SRI LANKA's government yesterday annulled a six-year ceasefire agreement with the Tamil Tigers which will now allow a full-scale military campaign to recapture the rebels' de facto state in the north of the island.
The truce has been redundant since a new phase of a two-decade civil war opened in early 2006 and the announcement came hours after suspected Tiger rebels bombed a military bus in central Colombo, killing four people and wounding 24.
"The gover
nment had decided to withdraw from the ceasefire," said Lakshman Hulugalle, director-general of the Media Centre for National Security.

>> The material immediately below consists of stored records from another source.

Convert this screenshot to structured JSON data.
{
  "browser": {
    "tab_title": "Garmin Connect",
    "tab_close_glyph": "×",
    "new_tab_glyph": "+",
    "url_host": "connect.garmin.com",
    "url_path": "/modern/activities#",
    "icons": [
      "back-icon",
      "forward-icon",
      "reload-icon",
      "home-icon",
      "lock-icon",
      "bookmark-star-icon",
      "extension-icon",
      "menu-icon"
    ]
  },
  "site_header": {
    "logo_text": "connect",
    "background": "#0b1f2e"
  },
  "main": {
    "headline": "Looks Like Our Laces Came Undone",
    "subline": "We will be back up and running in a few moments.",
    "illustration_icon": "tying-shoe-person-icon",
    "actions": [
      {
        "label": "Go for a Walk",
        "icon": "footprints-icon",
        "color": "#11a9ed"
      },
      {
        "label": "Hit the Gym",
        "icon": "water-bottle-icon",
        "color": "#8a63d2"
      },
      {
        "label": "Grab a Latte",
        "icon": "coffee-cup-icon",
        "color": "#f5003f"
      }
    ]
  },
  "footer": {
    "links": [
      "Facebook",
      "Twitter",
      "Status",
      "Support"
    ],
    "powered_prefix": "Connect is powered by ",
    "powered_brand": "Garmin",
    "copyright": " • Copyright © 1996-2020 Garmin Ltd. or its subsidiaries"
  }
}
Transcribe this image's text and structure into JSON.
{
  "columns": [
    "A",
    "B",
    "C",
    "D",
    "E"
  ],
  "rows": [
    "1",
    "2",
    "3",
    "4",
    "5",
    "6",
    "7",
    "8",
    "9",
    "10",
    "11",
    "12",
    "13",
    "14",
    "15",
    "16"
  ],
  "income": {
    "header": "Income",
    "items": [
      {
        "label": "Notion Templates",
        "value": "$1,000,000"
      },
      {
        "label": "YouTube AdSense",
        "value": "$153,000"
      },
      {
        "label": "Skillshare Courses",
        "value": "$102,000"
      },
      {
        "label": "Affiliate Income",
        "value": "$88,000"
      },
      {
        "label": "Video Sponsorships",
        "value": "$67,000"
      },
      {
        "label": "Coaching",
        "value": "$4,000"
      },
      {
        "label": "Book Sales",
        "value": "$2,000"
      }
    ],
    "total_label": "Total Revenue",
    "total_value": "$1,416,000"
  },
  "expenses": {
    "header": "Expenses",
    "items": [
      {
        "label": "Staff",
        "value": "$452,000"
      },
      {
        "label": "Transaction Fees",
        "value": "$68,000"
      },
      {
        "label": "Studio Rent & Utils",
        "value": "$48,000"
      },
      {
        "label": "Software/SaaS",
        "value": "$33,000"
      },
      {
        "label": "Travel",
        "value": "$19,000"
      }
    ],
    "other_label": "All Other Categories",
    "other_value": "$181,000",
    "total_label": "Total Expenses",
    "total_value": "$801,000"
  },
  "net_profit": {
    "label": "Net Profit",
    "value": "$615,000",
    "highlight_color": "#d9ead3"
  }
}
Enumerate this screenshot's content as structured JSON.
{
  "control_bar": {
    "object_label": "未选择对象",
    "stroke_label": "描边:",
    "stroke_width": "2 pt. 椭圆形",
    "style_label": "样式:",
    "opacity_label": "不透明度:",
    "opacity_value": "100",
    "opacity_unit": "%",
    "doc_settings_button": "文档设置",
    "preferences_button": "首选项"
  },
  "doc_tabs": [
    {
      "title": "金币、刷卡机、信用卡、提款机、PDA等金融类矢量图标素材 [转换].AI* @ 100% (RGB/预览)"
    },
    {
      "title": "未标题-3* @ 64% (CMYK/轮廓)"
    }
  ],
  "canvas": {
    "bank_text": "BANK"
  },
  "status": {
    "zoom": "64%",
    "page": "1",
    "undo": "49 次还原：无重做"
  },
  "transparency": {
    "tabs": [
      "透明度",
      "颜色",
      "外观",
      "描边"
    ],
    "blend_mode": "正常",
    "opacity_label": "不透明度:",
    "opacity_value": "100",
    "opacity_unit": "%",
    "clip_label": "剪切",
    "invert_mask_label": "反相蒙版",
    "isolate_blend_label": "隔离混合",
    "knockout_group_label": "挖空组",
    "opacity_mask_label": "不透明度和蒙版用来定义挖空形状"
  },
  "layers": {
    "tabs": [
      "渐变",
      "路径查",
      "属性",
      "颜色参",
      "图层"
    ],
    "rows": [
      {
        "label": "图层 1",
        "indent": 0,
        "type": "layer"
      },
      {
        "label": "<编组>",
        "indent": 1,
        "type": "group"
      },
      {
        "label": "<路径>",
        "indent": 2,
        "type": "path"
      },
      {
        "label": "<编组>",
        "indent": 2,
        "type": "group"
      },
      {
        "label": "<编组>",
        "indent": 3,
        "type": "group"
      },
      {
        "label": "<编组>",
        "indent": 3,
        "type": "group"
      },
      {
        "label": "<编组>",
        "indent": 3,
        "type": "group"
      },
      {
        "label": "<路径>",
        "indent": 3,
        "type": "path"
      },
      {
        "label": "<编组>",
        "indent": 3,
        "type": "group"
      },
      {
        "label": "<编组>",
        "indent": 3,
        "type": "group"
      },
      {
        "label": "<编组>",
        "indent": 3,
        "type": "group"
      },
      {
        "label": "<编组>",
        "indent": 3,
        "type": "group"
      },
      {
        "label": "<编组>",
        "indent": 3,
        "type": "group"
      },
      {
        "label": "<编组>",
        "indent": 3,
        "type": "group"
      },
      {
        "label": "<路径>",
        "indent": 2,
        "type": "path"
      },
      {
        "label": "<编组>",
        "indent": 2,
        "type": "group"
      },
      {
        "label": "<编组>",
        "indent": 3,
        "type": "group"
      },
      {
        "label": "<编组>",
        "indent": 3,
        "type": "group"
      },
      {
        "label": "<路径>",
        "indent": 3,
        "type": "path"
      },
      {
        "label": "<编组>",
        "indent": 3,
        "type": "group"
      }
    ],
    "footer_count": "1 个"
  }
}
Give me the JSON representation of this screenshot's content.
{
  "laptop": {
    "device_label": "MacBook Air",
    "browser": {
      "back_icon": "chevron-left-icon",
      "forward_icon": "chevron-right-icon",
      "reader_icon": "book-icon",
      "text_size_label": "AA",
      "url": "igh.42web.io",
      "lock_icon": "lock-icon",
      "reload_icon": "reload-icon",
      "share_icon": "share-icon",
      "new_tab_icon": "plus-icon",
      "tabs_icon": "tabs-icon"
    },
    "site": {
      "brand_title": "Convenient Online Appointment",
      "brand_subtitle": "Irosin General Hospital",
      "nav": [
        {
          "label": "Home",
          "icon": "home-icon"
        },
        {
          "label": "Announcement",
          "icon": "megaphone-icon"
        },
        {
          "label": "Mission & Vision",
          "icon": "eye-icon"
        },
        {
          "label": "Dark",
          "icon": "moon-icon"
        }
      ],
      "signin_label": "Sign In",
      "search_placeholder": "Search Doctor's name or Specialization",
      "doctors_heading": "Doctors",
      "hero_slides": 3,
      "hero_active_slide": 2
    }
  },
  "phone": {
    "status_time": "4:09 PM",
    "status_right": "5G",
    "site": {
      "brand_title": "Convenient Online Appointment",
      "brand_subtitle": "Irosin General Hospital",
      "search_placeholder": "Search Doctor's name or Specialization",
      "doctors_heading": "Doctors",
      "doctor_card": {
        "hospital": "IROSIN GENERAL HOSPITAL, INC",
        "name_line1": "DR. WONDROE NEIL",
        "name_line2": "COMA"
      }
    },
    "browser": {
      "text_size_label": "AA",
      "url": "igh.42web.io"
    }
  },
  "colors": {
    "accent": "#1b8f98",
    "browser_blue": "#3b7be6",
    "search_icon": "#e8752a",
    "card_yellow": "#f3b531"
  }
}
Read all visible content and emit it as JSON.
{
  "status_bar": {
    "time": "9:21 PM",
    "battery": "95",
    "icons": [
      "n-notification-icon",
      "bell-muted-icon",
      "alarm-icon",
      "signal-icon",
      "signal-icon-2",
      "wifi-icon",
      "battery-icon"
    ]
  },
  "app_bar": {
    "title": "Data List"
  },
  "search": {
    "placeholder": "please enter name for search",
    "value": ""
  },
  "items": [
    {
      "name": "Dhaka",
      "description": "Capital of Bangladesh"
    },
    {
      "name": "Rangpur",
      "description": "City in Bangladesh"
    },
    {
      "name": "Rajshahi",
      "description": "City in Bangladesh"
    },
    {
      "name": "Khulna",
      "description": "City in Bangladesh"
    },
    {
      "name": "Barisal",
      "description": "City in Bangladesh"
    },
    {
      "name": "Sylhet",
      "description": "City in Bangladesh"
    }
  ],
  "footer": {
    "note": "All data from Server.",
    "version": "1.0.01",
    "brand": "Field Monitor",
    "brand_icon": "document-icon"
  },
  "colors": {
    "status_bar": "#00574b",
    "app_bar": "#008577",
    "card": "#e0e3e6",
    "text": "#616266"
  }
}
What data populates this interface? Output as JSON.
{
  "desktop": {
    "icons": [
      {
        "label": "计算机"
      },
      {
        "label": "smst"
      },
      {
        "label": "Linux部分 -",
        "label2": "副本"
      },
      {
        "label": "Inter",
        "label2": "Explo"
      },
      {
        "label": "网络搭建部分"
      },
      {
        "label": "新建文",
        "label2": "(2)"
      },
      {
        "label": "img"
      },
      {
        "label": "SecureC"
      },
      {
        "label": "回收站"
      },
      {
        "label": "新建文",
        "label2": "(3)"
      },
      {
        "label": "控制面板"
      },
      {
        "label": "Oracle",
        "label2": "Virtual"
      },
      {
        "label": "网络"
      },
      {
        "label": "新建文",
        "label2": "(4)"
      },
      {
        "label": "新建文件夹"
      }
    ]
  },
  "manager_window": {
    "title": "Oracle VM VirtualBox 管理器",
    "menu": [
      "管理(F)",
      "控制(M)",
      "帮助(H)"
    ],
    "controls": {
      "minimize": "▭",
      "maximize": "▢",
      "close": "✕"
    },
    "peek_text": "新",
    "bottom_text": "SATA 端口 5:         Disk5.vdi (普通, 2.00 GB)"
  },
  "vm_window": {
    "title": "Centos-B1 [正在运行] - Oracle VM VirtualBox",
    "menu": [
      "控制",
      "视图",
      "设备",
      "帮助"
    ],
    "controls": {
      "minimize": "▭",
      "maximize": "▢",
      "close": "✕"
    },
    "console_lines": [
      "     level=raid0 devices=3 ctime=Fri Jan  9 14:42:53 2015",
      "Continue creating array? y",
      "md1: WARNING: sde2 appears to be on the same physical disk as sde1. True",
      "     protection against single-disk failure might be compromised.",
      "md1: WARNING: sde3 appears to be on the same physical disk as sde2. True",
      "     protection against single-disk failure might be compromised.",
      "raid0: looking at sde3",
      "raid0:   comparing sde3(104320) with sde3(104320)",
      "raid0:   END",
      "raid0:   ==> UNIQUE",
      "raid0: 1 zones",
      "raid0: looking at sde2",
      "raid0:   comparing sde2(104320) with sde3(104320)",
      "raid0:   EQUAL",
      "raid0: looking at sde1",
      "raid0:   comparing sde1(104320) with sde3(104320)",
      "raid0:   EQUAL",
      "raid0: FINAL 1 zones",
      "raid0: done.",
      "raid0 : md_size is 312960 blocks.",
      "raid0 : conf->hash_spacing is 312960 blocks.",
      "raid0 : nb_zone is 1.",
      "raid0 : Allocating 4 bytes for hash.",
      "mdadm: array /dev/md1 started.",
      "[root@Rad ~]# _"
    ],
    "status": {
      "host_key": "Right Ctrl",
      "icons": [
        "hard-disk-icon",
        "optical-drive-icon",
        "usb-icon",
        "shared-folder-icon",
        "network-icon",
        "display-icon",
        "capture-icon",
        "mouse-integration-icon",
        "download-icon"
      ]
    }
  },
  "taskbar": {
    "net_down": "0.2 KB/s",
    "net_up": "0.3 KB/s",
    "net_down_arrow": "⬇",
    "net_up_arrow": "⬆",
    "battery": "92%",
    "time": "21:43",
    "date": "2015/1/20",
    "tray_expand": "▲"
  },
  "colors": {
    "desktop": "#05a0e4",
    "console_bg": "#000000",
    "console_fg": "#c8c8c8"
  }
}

"Today, at a cabinet meeting, it was decided now the government will give notice to the other party, because there is a clause that says we have to give 14 days' notice."
The Liberation Tigers of Tamil Eelam, who are fighting for an independent state in north and east Sri Lanka, were not immediately available for comment. Norway, which brokered the 2002 truce, also had no comment.
Sri Lanka's president, Mahinda Rajapaksa, said last month he might outlaw the rebels if they continued to mount large-scale attacks, because there was "a limit to our patience, our tolerance".
And his brother, Gotabaya, the defence secretary, called on Saturday for an end to the ceasefire pact. He said it had been violated so many times it had become a sham.
Buoyed by battlefield successes against the Tigers in the east, the Rajapaksa brothers have vowed to defeat the rebels militarily.
The Tamil Tigers have been outlawed as a terrorist group by a host of nations, including the United States, Britain and the European Union, following a series of attacks and assassinations.